Bioregionalism is an interesting one. It’s about teaching students about the ecosystems that support their existence in a certain place, teaching them about the place they live in a completely different way. We’re just finalizing a sponsorship on that which will enable us to roll it out in the near future.

Why does the education department need a body from outside, like the Noosa EE Hub, to develop environmental education programs?

A long time ago the Queensland Department of Education disbanded their curriculum development resource group, so while the Australian Curriculum decrees the type of things that Australian schools should teach, there really aren’t people here in the department who are generating curriculum. It all comes down to cost efficiencies, and in a way that’s been a blessing because it’s allowed industry to step up and build a partnership with the schools.

Doesn’t that open the door to branding education?

Well, I was always fearful that a McDonalds would want in, but schools are pretty savvy in understanding what is appropriate. Most schools today want to have a community relationship and for it to have relevance in their curriculum, but they’re not always sure how to go about it. When we bring to them something that’s Noosa Biosphere specific, it gives kids the chance to get their hands dirty while learning elements of the essential curriculum. And the teachers are happy to see the kids get more engaged in learning that isn’t text book-driven.

At the Hub we’re really focused on working with Noosa Biosphere and Noosa Council to get their environmental and sustainability messaging to the whole community, so as our schools programs become entrenched in the curriculum, the potential to do that is massive and cost-effective. But most marketers still want to use traditional mediums, like TV commercials. When I developed Solar Schools for the electricity industry, a New Zealand company called Genesis Energy jumped on it, and found they now had something to talk about in their TV commercials, how they were putting solar panels into schools.

How did you move from convincing corporations that they needed you to convincing community groups and organisations?

When I first moved to Noosa I did a lot of volunteering with community groups and got to understand how they operated, the fundamentals and the nuances of what they were doing. And that’s been really helpful in explaining to them what we can offer at the Hub, like bringing the schools on board and making their programs curriculum-linked.

If a school accepts your program for inclusion in its curriculum, what happens then? Do you go in and educate the educators?

Pretty much, yes, but there’s definitely a redundancy clause. When the teachers are confident to deliver the program without us, we’re out. But the community group partnerships that have been formed remain.How does the funding for these programs work?
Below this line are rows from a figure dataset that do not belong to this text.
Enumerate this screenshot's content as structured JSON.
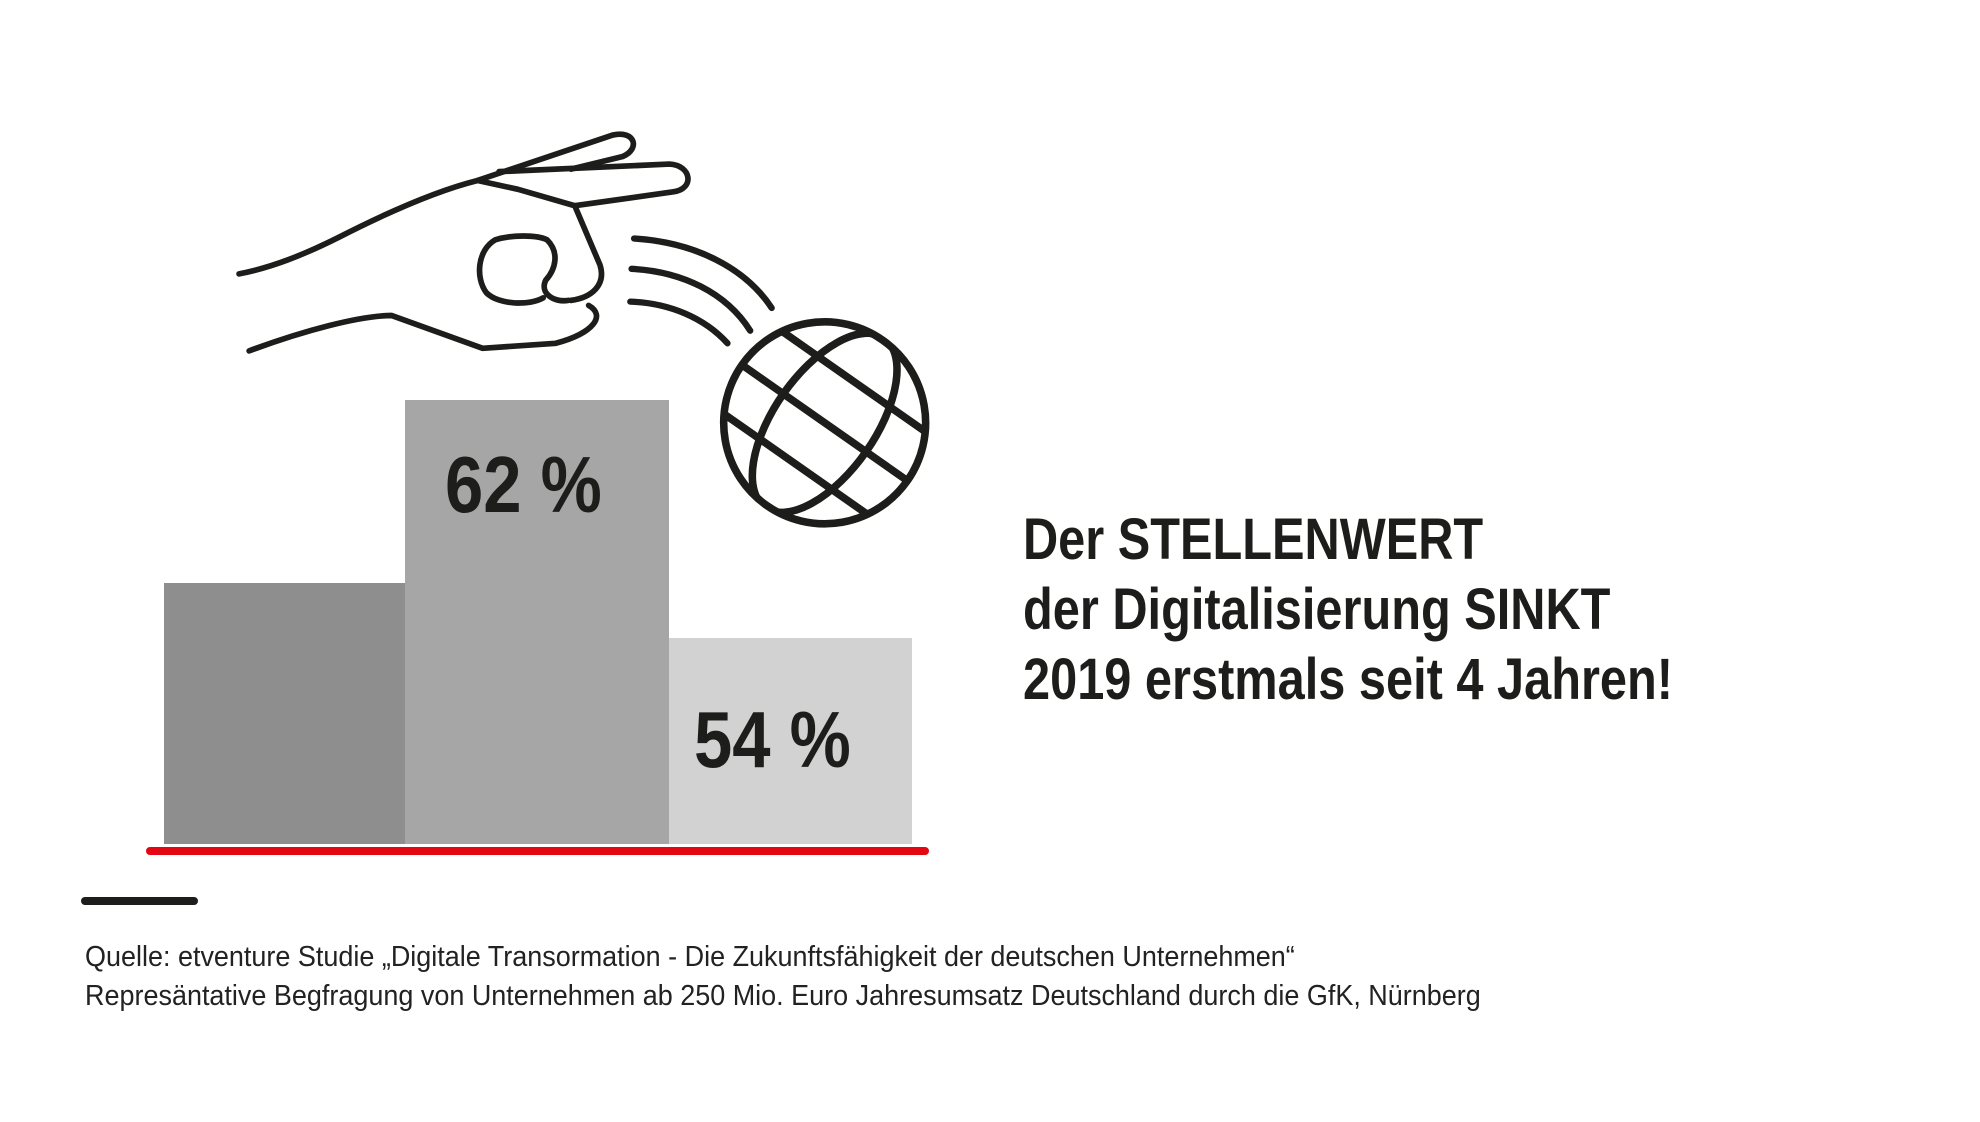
{
  "chart_data": {
    "type": "bar",
    "categories": [
      "bar-1",
      "bar-2",
      "bar-3"
    ],
    "values": [
      null,
      62,
      54
    ],
    "value_labels": [
      "",
      "62 %",
      "54 %"
    ],
    "bar_colors": [
      "#8e8e8e",
      "#a6a6a6",
      "#d2d2d2"
    ],
    "title": "",
    "xlabel": "",
    "ylabel": ""
  },
  "headline": {
    "lines": [
      "Der STELLENWERT",
      "der Digitalisierung SINKT",
      "2019 erstmals seit 4 Jahren!"
    ]
  },
  "source": {
    "line1": "Quelle: etventure Studie „Digitale Transormation - Die Zukunftsfähigkeit der deutschen Unternehmen“",
    "line2": "Represäntative Begfragung von Unternehmen ab 250 Mio. Euro Jahresumsatz Deutschland durch die GfK, Nürnberg"
  },
  "colors": {
    "accent": "#e30613",
    "text": "#1d1d1b"
  },
  "icons": [
    "hand-icon",
    "globe-icon"
  ]
}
Can the schools afford to pay you for developing them?

The schools get funded each year for their educational resourcing, and they get STEM funding (science, technology, engineering and maths) which decreases each year but hopefully not to zero. The idea is that it’s to be used for sustainability education, so that enables us to be funded directly by the schools where our programs are directly relevant to their curriculum. We also rely on other funding. For example, Noosa Youth Advocacy Group is not something we can charge the schools for, it needed to be funded externally and Noosa Council stepped in, but it’s another win-win because they need to develop support and get input across generations for their key strategies.

Is the Youth Advocacy Group designed to churn out little Greta Thunbergs?

Not so much. (Laughs) It’s designed to give them a voice, and they come up with some great ideas that often come from what’s affecting them personally. They are often concerned about the number of jobs for young people in Noosa, and the Advocacy Group allows them to step up and do something about creating sustainable employment. But yes, some do want to become little Gretas, and through the program we teach them how to control eco-anxiety and work for positive change instead of inheriting this massive problem that our generation has created for them.

For me school education is public education, because once you get kids to adopt a new way of thinking, they take it home and educate their parents.